In this study, we carefully examined these possible influences using detailed brain scans from the Human Connectome Project and high-resolution imaging. We looked at how common radial asymmetry is in brain white matter, how crossing nerve fibers affect the measurements, how nerve fibers’ twisting and spreading impact results, and how blood vessels are oriented in these brain areas. We found that radial asymmetry happens widely in white matter and is mostly caused by the shape and arrangement of nerve fibers—not just fluid in the PVS. Crossing fibers made the measurements seem larger, and twisting or spreading of fibers also caused asymmetry, regardless of fluid flow.

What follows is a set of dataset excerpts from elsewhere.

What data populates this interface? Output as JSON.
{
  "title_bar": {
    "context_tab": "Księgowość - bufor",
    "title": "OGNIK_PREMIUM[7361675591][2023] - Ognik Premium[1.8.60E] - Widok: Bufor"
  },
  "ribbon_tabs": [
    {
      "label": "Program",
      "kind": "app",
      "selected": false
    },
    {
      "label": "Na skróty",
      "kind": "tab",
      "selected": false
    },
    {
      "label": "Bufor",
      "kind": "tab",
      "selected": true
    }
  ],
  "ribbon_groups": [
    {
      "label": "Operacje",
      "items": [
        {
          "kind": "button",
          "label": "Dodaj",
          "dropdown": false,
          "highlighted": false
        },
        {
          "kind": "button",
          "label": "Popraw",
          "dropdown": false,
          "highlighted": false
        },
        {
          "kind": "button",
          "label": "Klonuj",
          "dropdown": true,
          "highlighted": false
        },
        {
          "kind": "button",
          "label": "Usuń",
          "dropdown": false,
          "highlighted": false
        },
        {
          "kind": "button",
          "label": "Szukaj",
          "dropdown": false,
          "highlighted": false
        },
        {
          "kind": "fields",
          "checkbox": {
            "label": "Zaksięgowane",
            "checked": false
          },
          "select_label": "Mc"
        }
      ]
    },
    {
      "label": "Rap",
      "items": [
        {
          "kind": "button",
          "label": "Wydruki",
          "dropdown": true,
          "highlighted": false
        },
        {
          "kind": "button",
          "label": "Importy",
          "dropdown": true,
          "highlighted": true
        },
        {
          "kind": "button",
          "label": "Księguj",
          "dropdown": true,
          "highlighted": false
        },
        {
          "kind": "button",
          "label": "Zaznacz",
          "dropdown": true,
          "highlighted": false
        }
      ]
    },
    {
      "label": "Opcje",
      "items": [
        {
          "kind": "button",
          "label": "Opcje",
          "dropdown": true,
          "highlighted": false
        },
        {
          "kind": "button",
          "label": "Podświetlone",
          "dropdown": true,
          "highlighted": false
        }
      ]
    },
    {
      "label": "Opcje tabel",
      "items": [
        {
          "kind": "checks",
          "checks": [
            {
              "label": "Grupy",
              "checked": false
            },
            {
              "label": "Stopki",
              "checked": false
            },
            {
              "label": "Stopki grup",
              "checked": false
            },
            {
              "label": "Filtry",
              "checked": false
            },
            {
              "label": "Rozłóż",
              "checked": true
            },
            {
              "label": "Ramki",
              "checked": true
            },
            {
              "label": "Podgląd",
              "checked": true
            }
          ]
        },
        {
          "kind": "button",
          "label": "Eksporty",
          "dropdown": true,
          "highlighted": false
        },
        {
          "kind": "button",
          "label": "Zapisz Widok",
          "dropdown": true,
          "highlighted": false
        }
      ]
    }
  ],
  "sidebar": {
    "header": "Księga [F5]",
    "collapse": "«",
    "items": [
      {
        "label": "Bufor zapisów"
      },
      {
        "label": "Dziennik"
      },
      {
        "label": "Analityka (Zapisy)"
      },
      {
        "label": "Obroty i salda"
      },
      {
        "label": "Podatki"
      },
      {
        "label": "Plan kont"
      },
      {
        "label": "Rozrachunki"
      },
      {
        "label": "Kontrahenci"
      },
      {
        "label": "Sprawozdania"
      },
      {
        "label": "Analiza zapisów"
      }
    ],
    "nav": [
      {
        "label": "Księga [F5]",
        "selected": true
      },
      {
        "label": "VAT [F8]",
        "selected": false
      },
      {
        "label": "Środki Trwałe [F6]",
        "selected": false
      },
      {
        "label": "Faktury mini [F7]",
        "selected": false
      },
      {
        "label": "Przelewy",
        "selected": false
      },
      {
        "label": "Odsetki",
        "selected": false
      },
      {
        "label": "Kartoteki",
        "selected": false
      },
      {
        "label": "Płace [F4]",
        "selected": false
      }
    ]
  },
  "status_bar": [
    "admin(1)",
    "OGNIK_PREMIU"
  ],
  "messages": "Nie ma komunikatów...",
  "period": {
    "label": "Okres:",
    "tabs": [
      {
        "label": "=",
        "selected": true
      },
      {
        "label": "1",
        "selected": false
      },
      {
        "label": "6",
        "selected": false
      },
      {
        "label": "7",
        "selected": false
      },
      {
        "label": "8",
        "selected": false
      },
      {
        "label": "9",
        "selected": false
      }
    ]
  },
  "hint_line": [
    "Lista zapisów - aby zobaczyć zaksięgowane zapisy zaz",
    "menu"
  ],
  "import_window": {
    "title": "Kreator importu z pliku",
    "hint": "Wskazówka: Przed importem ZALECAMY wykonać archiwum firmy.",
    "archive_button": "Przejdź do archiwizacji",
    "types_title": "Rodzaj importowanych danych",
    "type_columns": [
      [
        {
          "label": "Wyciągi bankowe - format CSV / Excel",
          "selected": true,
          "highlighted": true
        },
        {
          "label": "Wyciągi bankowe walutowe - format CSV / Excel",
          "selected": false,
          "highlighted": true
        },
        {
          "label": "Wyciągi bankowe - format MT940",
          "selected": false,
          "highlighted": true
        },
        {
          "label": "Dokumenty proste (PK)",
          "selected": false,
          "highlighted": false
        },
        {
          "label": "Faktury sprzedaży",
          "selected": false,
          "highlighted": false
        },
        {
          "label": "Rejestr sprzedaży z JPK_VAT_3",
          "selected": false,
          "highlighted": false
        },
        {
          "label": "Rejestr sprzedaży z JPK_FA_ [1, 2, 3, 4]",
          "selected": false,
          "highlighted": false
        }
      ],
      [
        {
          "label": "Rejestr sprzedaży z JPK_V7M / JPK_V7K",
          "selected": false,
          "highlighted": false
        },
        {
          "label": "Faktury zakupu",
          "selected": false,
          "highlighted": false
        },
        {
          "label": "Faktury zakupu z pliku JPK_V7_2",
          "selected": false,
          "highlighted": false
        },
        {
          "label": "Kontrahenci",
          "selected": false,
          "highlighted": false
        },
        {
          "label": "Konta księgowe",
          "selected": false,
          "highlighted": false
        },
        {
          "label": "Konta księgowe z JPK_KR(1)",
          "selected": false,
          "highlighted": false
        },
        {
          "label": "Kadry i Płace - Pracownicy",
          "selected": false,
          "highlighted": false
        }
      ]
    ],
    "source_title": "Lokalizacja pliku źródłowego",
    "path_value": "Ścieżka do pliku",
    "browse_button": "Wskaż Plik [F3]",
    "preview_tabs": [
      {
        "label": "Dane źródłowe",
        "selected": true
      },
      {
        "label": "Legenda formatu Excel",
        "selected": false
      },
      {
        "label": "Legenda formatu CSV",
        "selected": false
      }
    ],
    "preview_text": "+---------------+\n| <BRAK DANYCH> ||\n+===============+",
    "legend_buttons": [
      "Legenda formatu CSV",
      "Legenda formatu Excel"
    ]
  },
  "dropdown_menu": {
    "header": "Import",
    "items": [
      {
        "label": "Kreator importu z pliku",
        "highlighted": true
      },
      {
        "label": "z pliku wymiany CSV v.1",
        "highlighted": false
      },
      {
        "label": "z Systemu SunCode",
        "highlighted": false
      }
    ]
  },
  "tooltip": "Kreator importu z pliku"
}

Additionally, blood vessels were not always aligned in the way the method assumes.
Overall, the DTI-ALPS measurements are strongly influenced by the brain’s nerve fiber structure rather than just fluid movement in the perivascular space. This means that using DTI-ALPS as a direct marker of the brain’s waste clearance system might be misleading unless these structural factors are considered. Future research should use more advanced methods to separate the effects of fluid flow from the complex structure of brain tissue.
Fig 1
Radial asymmetry is widespread throughout white matter. Sagittal, coronal, and axial slices of an example HCP subject show radial asymmetry at all diffusion weightings, and throughout white matter, with most regions exhibiting average asymmetry values ~1.3–1.8, with many voxels > 2.